Arla Foods and Germany’s DMK Group have secured regulatory approval for their planned merger. The merger would create a farmer-owned dairy cooperative with more than €20 billion (US$23.2 billion) in combined revenue, as European processors seek greater scale to manage rising sustainability costs, volatile markets, and intensifying global competition.
The merger, which is expected to take effect on June 1, will form one of Europe’s largest dairy cooperatives, combining Arla’s global branded portfolio with DMK’s strong manufacturing and retail position in Germany.
The deal is expected to strengthen the companies’ innovation capabilities and market position, while supporting long-term food supply and international growth. The merger would combine 11,200 dairy farmers across seven European countries, with a combined milk pool of 19.4 billion kg annually.
The merged business will operate under the Arla name and maintain its headquarters in Viby J, Denmark. The merger has been cleared by EU and national competition authorities.
Strength through scale
For Arla, the merger significantly deepens its position in Germany, where DMK is the country’s largest farmer-owned dairy cooperative and a major supplier to food retailers. The deal also expands Arla’s capabilities across ingredients, cheese, infant nutrition, and private label production.
The companies say the merger will strengthen food security and create a more resilient cooperative model amid geopolitical and economic uncertainty, while increasing their ability to invest in innovation, dairy production, and more sustainable farming practices.

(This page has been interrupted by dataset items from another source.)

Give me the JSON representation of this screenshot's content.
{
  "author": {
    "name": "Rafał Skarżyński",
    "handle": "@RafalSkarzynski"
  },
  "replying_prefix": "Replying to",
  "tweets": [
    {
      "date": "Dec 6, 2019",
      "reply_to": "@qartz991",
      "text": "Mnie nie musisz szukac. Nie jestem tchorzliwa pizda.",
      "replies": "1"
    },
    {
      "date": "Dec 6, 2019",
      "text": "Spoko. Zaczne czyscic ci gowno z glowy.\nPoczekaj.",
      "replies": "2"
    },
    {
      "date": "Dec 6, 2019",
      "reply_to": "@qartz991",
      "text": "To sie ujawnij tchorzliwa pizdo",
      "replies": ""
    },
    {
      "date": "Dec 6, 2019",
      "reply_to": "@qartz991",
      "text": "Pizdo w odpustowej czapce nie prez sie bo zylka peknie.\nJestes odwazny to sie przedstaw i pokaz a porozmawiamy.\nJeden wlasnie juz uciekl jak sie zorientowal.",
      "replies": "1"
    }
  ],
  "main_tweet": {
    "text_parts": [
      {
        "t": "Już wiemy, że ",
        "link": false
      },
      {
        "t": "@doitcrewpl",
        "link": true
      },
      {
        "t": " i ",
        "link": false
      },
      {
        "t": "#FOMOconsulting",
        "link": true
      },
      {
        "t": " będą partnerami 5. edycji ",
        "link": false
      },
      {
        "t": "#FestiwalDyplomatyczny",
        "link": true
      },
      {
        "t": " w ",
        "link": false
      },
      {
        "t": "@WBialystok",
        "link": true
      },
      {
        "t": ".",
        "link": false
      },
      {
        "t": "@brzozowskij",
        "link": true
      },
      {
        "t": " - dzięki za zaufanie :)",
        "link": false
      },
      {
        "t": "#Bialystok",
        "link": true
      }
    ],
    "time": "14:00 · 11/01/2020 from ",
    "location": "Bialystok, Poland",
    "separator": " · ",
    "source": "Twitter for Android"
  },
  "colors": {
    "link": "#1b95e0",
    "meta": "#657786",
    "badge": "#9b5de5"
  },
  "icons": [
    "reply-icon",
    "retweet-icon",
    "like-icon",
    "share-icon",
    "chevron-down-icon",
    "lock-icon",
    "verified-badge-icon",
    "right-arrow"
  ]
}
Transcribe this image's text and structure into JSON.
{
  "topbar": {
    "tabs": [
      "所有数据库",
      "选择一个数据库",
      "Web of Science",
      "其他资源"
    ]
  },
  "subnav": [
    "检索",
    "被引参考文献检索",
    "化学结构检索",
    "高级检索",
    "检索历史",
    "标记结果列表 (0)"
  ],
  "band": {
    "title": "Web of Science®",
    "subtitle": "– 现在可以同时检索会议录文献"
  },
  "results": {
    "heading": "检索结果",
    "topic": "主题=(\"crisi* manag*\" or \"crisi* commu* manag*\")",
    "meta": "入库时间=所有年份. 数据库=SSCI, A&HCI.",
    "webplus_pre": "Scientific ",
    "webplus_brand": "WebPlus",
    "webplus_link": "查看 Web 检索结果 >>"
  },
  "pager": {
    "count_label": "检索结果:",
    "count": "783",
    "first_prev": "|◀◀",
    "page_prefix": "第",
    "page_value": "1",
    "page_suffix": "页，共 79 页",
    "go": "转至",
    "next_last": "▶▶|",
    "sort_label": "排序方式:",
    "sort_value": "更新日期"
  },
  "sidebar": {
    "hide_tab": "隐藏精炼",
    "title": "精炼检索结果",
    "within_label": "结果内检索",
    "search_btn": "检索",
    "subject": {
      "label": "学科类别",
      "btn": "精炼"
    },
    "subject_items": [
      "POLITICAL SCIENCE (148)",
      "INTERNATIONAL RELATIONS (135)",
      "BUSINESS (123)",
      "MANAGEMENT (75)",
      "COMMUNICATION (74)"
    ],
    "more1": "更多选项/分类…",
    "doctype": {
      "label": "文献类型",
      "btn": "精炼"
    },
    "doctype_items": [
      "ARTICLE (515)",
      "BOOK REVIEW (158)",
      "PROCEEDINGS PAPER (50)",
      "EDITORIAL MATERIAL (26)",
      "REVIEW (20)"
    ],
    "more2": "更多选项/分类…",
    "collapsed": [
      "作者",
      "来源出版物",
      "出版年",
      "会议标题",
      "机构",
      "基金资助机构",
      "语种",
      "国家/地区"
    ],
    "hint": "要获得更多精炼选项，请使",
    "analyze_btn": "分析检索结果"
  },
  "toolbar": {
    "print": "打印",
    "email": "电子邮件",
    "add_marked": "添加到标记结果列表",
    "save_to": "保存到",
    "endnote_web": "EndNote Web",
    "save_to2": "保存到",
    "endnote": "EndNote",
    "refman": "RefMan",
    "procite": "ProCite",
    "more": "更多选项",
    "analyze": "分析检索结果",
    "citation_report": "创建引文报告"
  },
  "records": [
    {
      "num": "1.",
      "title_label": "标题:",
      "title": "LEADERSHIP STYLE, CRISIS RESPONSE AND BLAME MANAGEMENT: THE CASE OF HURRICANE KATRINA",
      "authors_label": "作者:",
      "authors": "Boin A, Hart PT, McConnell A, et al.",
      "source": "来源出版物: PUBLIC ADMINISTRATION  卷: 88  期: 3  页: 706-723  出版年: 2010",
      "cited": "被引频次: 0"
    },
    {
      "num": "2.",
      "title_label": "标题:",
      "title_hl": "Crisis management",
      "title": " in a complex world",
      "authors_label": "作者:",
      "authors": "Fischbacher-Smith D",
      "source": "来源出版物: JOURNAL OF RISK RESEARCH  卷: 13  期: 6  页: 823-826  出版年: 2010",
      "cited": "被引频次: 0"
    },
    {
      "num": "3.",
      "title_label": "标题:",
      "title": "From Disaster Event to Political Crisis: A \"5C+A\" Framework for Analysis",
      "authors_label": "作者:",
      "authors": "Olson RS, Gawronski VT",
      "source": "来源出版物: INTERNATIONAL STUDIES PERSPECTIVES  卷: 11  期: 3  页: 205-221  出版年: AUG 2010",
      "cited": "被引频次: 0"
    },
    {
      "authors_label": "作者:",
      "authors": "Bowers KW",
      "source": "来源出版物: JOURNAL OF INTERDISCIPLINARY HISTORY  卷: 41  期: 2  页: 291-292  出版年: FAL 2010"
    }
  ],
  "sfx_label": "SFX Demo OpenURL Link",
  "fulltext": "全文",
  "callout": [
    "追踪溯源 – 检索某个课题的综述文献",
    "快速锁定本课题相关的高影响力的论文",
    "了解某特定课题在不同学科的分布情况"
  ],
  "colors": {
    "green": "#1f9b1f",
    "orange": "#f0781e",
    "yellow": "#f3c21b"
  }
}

“This is a landmark day for our cooperatives, for the next generation of dairy farmers, and for European food production. We can move forward together to secure the necessary scale, long-term economic resilience, and investment capability required to contribute to shaping a food sector with a reduced impact on climate and nature,” says Jan Toft Nørgaard, chair of Arla Foods.
Peder Tuborgh, CEO of Arla Foods, adds: “Together, we will become one of the continent’s best dairy producers for the future. We aim to be among the most trusted partners in safeguarding European food production and in supporting farming practices that reduce our impact on climate and nature.”
Dairy sector consolidation
The announcement marks one of the largest cooperative mergers in the European dairy sector in recent years, and the deal also reflects broader structural changes taking place across the industry.
Rising production costs, volatile commodity markets, and increasing pressure on agricultural supply chains are pushing dairy cooperatives to pursue greater scale and operational efficiency. For farmer-owned organizations in particular, consolidation is increasingly being viewed as a way to strengthen resilience and secure long-term competitiveness.
Both companies say that food security, resilience, and geopolitical uncertainty are some of the key drivers behind the transaction, underlining how Europe’s dairy sector is increasingly positioning itself as strategically important to regional food supply.
Earlier this month, Arla Foods moved to acquire family-owned cottage cheese producer Brancourts, after investing €300 million (~US$354 million) to expand its cheese production facility in Götene, Sweden, to meet rising global demand for protein.